Tanzania’s government is planning to stop individuals and groups of people directly filing complaints against it at the African Court on Human and Peoples’ Rights (ACHPR), according to Amnesty International.
The East African country’s government has the highest number of cases brought by individuals and NGOs as well as judgments issued against it by the human rights court, according to Amnesty.
“Out of the 70 decisions issued by the court by September 2019, 28 decisions, or 40 percent, were on Tanzania,” Amnesty said in a press statement released on Monday.
What is the African Court on Human and Peoples’ Rights?
It’s the principle human rights court in Africa, with a seat in Arusha, Tanzania. Established by the African Union in 1998 to ensure the protection of human rights on the continent, the African court was ratified in 2004, with the first judges appointed in 2006.
The court can judge on whether a state has violated human rights outlined in the African Charter on Human and Peoples’ Rights, which covers everything from the right to education, to the right to freedom of movement or participation in government. The court can also investigate violations of other human rights instruments.
Basically, the court has broad powers to hear a vast array of human rights violations, as long as the particular country has signed the treaty or convention that it is deemed to have contravened.
The court isn’t accepted all over Africa: it can only rule on violations in the 30 of the AU’s 55 member states that have ratified its founding protocol.
Cases it’s made decisions on include a 2018 ruling that Mali’s child marriage laws contravene international human rights standards, and ordering Rwanda to pay monetary compensation to a political prisoner for violating the woman’s rights.
How do the human rights violations come to the attention of the African Court?
Theoretically, there are three ways.
Firstly, nations who have signed the protocol can bring cases – or example, if Mozambique thought Zambia was violating the rights of some of it citizens, it could file a complaint against the country with the human rights court.
“But practice has shown that the states are loathe to bring cases against each other,” said Michael Nyarko, head of the Litigation and Advocacy Unit at the University of Pretoria’s Center for Human Rights Law in South Africa, pointing out that no state has yet to bring a case since the Arusha court was founded.
Secondly, the African Commission and African intergovernmental organizations can also petition the ACHPR to examine a case. To date though, they have only brought three cases, “so that isn’t really working,” commented Nyarko in an telephone interview with DW from Pretoria.
The third possibility is for individuals, and NGOs representing individuals, to directly file complaints with the human rights court.
This makes up the vast majority of cases the court looks at — from the 238 applications it received to September 2019, 223 were from individuals and 12 from NGOs.
How can Tanzania take away people’s ability to file cases?
People can only file cases if they are citizens of a country that has signed an optional declaration agreeing to this.
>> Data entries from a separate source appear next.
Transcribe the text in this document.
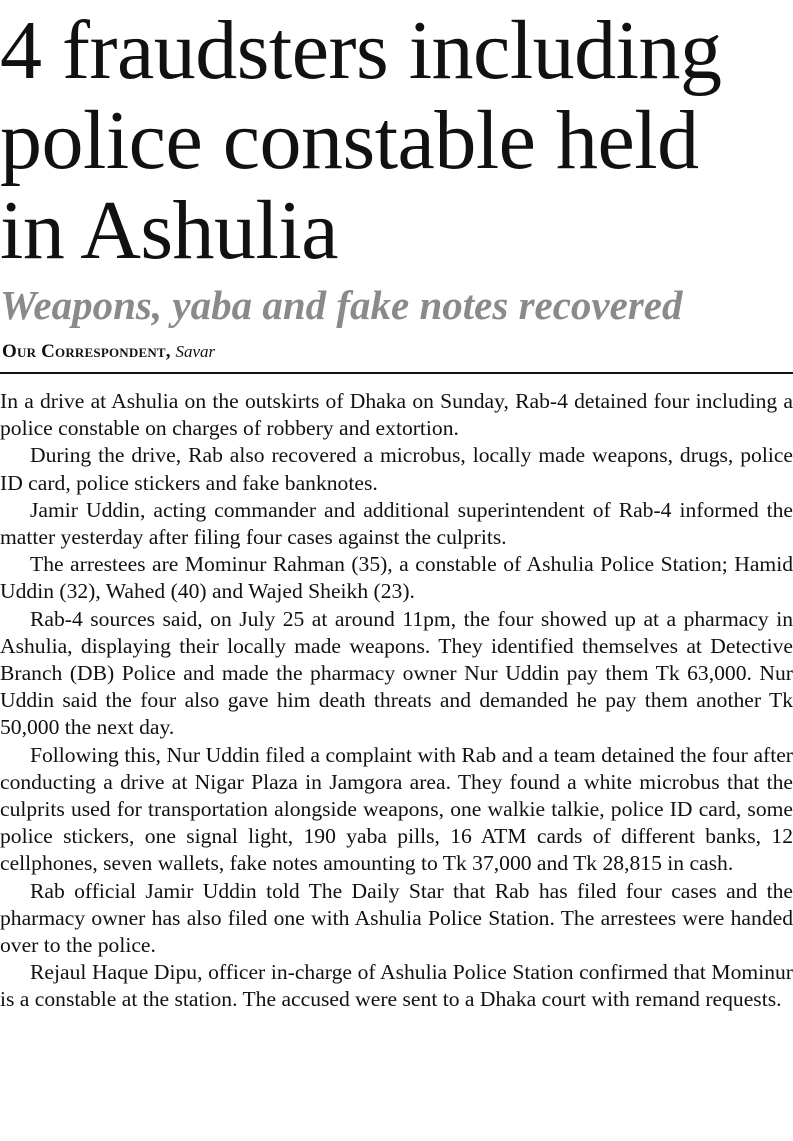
4 fraudsters including
police constable held
in Ashulia
Weapons, yaba and fake notes recovered
Our Correspondent, Savar

In a drive at Ashulia on the outskirts of Dhaka on Sunday, Rab-4 detained four including a police constable on charges of robbery and extortion.

During the drive, Rab also recovered a microbus, locally made weapons, drugs, police ID card, police stickers and fake banknotes.

Jamir Uddin, acting commander and additional superintendent of Rab-4 informed the matter yesterday after filing four cases against the culprits.

The arrestees are Mominur Rahman (35), a constable of Ashulia Police Station; Hamid Uddin (32), Wahed (40) and Wajed Sheikh (23).

Rab-4 sources said, on July 25 at around 11pm, the four showed up at a pharmacy in Ashulia, displaying their locally made weapons. They identified themselves at Detective Branch (DB) Police and made the pharmacy owner Nur Uddin pay them Tk 63,000. Nur Uddin said the four also gave him death threats and demanded he pay them another Tk 50,000 the next day.

Following this, Nur Uddin filed a complaint with Rab and a team detained the four after conducting a drive at Nigar Plaza in Jamgora area. They found a white microbus that the culprits used for transportation alongside weapons, one walkie talkie, police ID card, some police stickers, one signal light, 190 yaba pills, 16 ATM cards of different banks, 12 cellphones, seven wallets, fake notes amounting to Tk 37,000 and Tk 28,815 in cash.

Rab official Jamir Uddin told The Daily Star that Rab has filed four cases and the pharmacy owner has also filed one with Ashulia Police Station. The arrestees were handed over to the police.

Rejaul Haque Dipu, officer in-charge of Ashulia Police Station confirmed that Mominur is a constable at the station. The accused were sent to a Dhaka court with remand requests.
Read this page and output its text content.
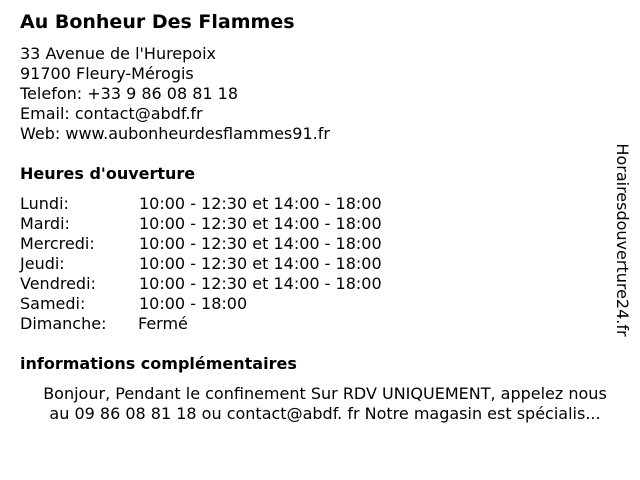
Au Bonheur Des Flammes
33 Avenue de l'Hurepoix
91700 Fleury-Mérogis
Telefon: +33 9 86 08 81 18
Email: contact@abdf.fr
Web: www.aubonheurdesflammes91.fr
Heures d'ouverture
Lundi:	10:00 - 12:30 et 14:00 - 18:00
Mardi:	10:00 - 12:30 et 14:00 - 18:00
Mercredi:	10:00 - 12:30 et 14:00 - 18:00
Jeudi:	10:00 - 12:30 et 14:00 - 18:00
Vendredi:	10:00 - 12:30 et 14:00 - 18:00
Samedi:	10:00 - 18:00
Dimanche: Fermé
informations complémentaires
Bonjour, Pendant le confinement Sur RDV UNIQUEMENT, appelez nous
au 09 86 08 81 18 ou contact@abdf. fr Notre magasin est spécialis...
Horairesdouverture24.fr
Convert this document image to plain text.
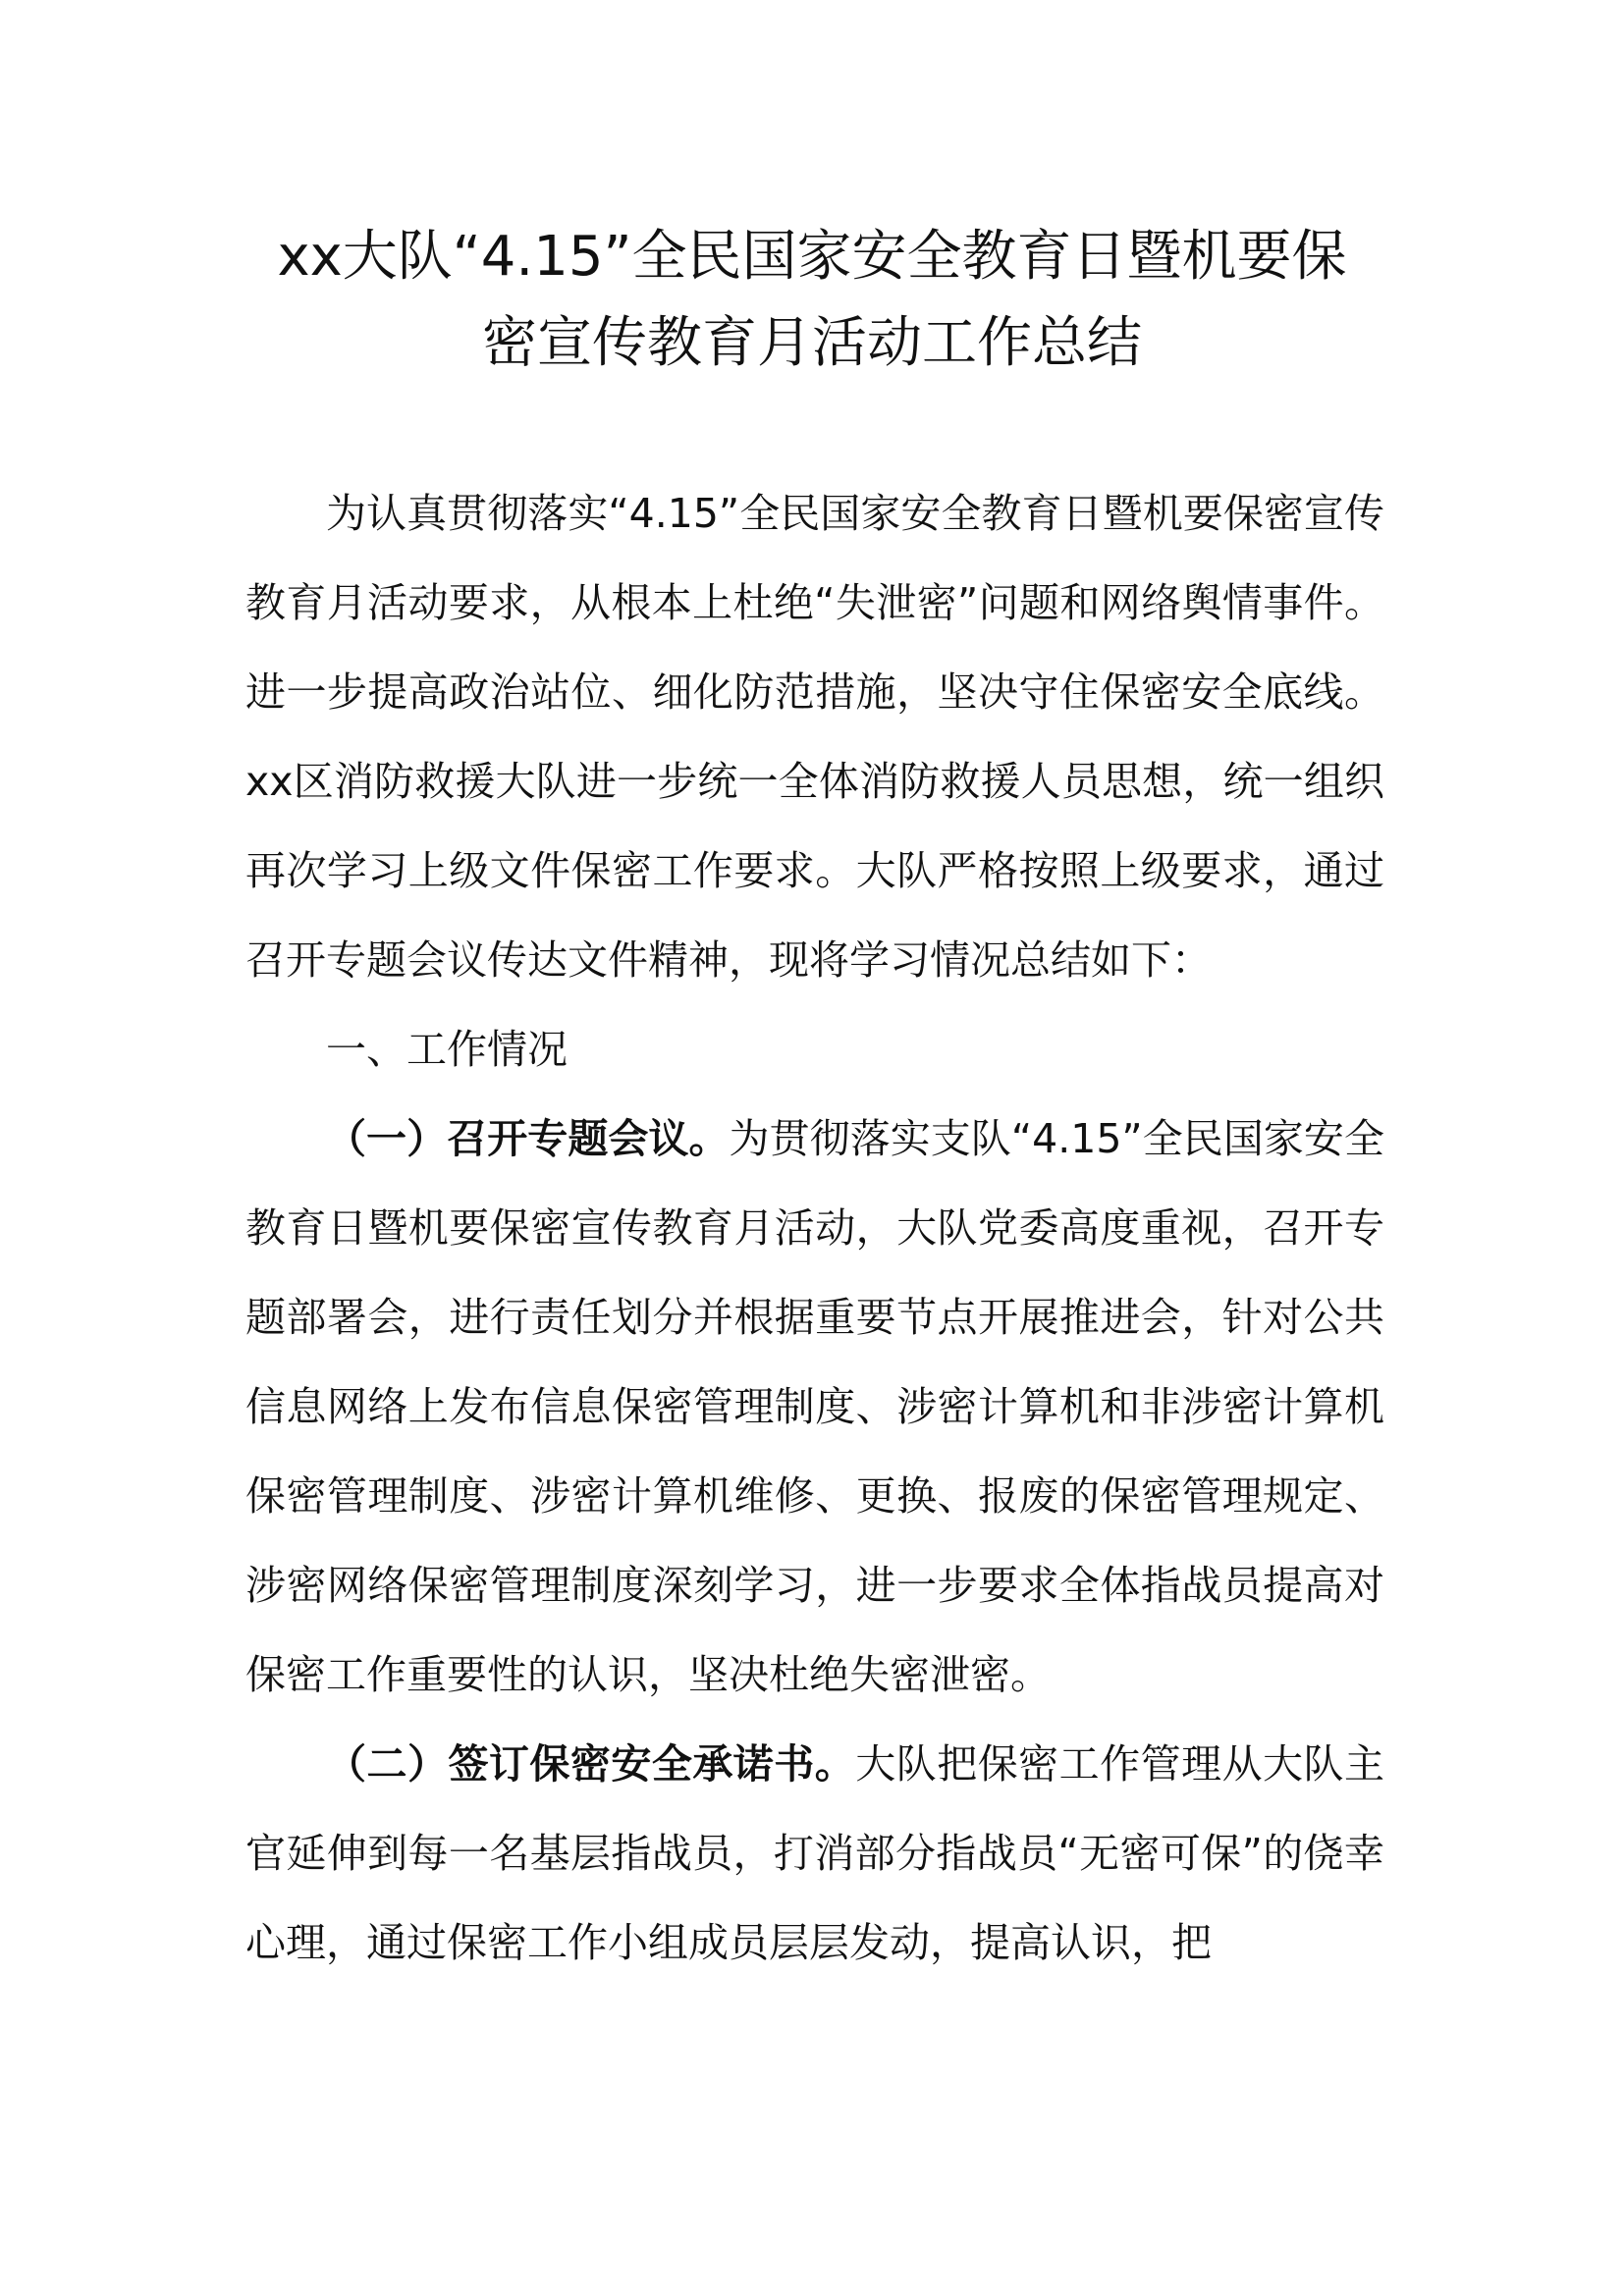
xx大队“4.15”全民国家安全教育日暨机要保
密宣传教育月活动工作总结

为认真贯彻落实“4.15”全民国家安全教育日暨机要保密宣传教育月活动要求，从根本上杜绝“失泄密”问题和网络舆情事件。进一步提高政治站位、细化防范措施，坚决守住保密安全底线。xx区消防救援大队进一步统一全体消防救援人员思想，统一组织再次学习上级文件保密工作要求。大队严格按照上级要求，通过召开专题会议传达文件精神，现将学习情况总结如下：

一、工作情况

（一）召开专题会议。为贯彻落实支队“4.15”全民国家安全教育日暨机要保密宣传教育月活动，大队党委高度重视，召开专题部署会，进行责任划分并根据重要节点开展推进会，针对公共信息网络上发布信息保密管理制度、涉密计算机和非涉密计算机保密管理制度、涉密计算机维修、更换、报废的保密管理规定、涉密网络保密管理制度深刻学习，进一步要求全体指战员提高对保密工作重要性的认识，坚决杜绝失密泄密。

（二）签订保密安全承诺书。大队把保密工作管理从大队主官延伸到每一名基层指战员，打消部分指战员“无密可保”的侥幸心理，通过保密工作小组成员层层发动，提高认识，把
Only nine African countries have currently signed this optional declaration, one of them which is Tanzania.
In 2016, Rwanda withdrew from this option, saying the move was necessary to stop those who took part in country’s 1994 genocide gaining access to the court and using it as a platform.
Now, Tanzania has also sent a notification to the African Union that it wants to cut this option – leaving only people in seven of the AU’s 55 member states with the option of filing a human rights complaint.
Amnesty International’s Africa Advocacy Coordinator Japhet Biegon criticized the move as undermining the court’s authority and legitimacy, calling it “an outright betrayal of efforts in Africa to establish strong and credible regional human rights bodies that can deliver justice and accountability.”
African human rights law expert Nyarko agrees that the move is a blow to the court.
“Having individual access is perhaps the most important part of the court’s processes because if individuals whose rights are violated can’t actually go to the court, then it reduces the court’s effectiveness,” he said.
“It’s really quite strange [that Tanzania is withdrawing] because if one state has the moral duty to actually allow access to individuals. Tanzania is that state; they are the ones that host the court and if they are supposed to lead by example.”
Weren’t there moves to turn it into an African version of the International Criminal Court, the ICC?
Sort of. In 2004, African leaders agreed to merge the African Court of Human and People’s Rights with the African Court of Justice (which isn’t yet operational).
Many Africans believe the ICC is too focused on the continent
In 2014, they decided to extended the mandate of this proposed new court to allow it to prosecute 14 international crimes, including the international crimes of genocide, war crimes, crimes against humanity and the crime of aggression
In theory, this would allow an African court to try both those involved in crimes such as large-scale drug traffickers or multinationals responsible for environmental pollution as well as war criminals and those suspected of human rights abuses.
However, no single state has ratified the agreement yet and “there’s really not much willingness on behalf of the states themselves, said Michael Nyarko.
Despite the lack of progress, the idea of an expanded, or merged, African Human Rights Court is often seen as a positive development that could ensure Africans play an active role in prosecuting justice, instead of being at the receiving end of ICC decisions.
“More importantly, it would tell victims in Africa that leaders take their justice needs seriously,” writes Maram Mahdi in a recent article for the Institute for Security Studies, an African research organization.
But with Tanzania cutting off options for human rights victims to seek redress, it seems the continent still has a long way to go.